Clemson, champion of the ACC for the seventh time in eight years, will make its seventh all-time Orange Bowl appearance and its first since appearing the College Football Playoff Semifinal at the Orange Bowl in 2015. The Tigers are 4-2 all-time in the Orange Bowl.
Clemson made its first Orange Bowl appearance on New Year’s Day in 1951, culminating an undefeated 9-0-1 season with a 15-14 win against Miami (Fla.) thanks to Sterling Smith’s go-ahead safety late in the contest. The Tigers returned six years later, a 27-21 defeat by Colorado to conclude a 7-2-2 ACC title-winning season. Clemson later secured its first national championship at the Orange Bowl on Jan. 1, 1982, when top-ranked Clemson downed Nebraska, 22-15, to finish a 12-0 season.
The Tigers have since made three Orange Bowl appearances under Head Coach Dabo Swinney. Clemson collected an Orange Bowl berth against West Virginia in 2011 after earning Clemson’s first ACC championship in 20 years. The Tigers then earned Orange Bowl victories during the 2013 and 2015 seasons, including a 40-35 win against Ohio State to end the 2013 season and a 37-17 win against Oklahoma in 2015 to earn the program’s first berth in the College Football Playoff National Championship Game.
The game will be the 20th all-time meeting between Clemson and Tennessee. Though the teams met 16 times from 1901-44, including 10 times in a 16-season span from 1901-16, this year’s postseason contest will be only the fourth meeting between the Tigers and Volunteers since Clemson joined the ACC as a charter member in 1953.
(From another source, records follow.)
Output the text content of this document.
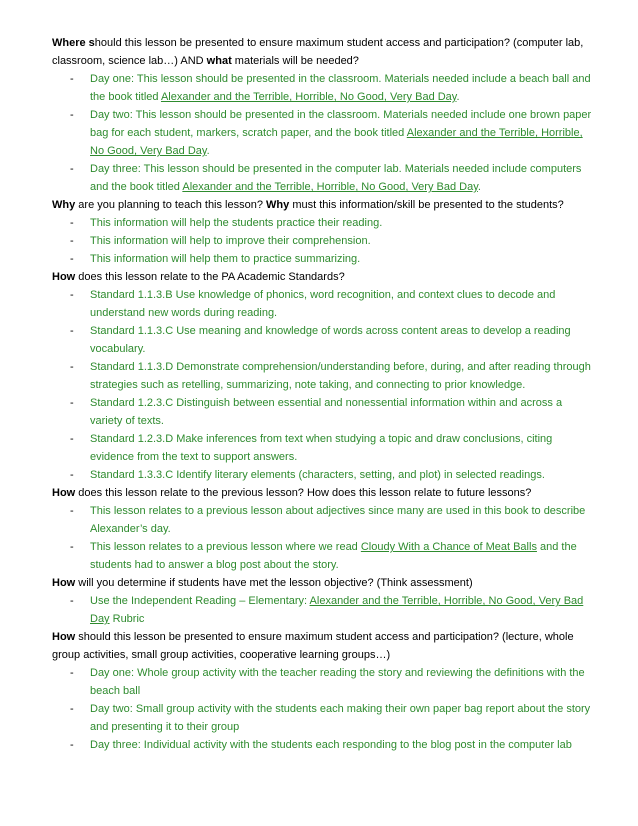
Where should this lesson be presented to ensure maximum student access and participation? (computer lab, classroom, science lab…) AND what materials will be needed?

- Day one: This lesson should be presented in the classroom. Materials needed include a beach ball and the book titled Alexander and the Terrible, Horrible, No Good, Very Bad Day.
- Day two: This lesson should be presented in the classroom. Materials needed include one brown paper bag for each student, markers, scratch paper, and the book titled Alexander and the Terrible, Horrible, No Good, Very Bad Day.
- Day three: This lesson should be presented in the computer lab. Materials needed include computers and the book titled Alexander and the Terrible, Horrible, No Good, Very Bad Day.

Why are you planning to teach this lesson? Why must this information/skill be presented to the students?

- This information will help the students practice their reading.
- This information will help to improve their comprehension.
- This information will help them to practice summarizing.

How does this lesson relate to the PA Academic Standards?

- Standard 1.1.3.B Use knowledge of phonics, word recognition, and context clues to decode and understand new words during reading.
- Standard 1.1.3.C Use meaning and knowledge of words across content areas to develop a reading vocabulary.
- Standard 1.1.3.D Demonstrate comprehension/understanding before, during, and after reading through strategies such as retelling, summarizing, note taking, and connecting to prior knowledge.
- Standard 1.2.3.C Distinguish between essential and nonessential information within and across a variety of texts.
- Standard 1.2.3.D Make inferences from text when studying a topic and draw conclusions, citing evidence from the text to support answers.
- Standard 1.3.3.C Identify literary elements (characters, setting, and plot) in selected readings.

How does this lesson relate to the previous lesson? How does this lesson relate to future lessons?

- This lesson relates to a previous lesson about adjectives since many are used in this book to describe Alexander’s day.
- This lesson relates to a previous lesson where we read Cloudy With a Chance of Meat Balls and the students had to answer a blog post about the story.

How will you determine if students have met the lesson objective? (Think assessment)

- Use the Independent Reading – Elementary: Alexander and the Terrible, Horrible, No Good, Very Bad Day Rubric

How should this lesson be presented to ensure maximum student access and participation? (lecture, whole group activities, small group activities, cooperative learning groups…)

- Day one: Whole group activity with the teacher reading the story and reviewing the definitions with the beach ball
- Day two: Small group activity with the students each making their own paper bag report about the story and presenting it to their group
- Day three: Individual activity with the students each responding to the blog post in the computer lab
Clemson won the only postseason contest between the two teams in the programs’ most recent meeting, a 27-14 Clemson victory in the Peach Bowl to end the 2003 season. Clemson entered that contest unranked after a 5-4 start to the season but finished the year 9-4 including the 13-point win against sixth-ranked Tennessee. The game marked Swinney’s first bowl game as an assistant at Clemson, as he was in his first season as the team’s wide receivers coach under Head Coach Tommy Bowden.
The bowl berth extends Clemson’s school-record bowl streak to 18 years, the longest streak in the ACC and the fifth-longest streak in the country. Clemson’s 18-year streak dates to its Champs Sports Bowl win against Colorado to close the 2005 season. Though Clemson did not make a bowl appearance in 2004, Clemson has been bowl eligible in 24 consecutive seasons, dating to a 1999 appearance in the Peach Bowl.
Clemson is 11-7 in bowl games under Swinney. With a win this year, Swinney can set an ACC record for career bowl victories as head coach of an ACC program, passing Bobby Bowden’s 11 bowl wins during Florida State’s ACC membership.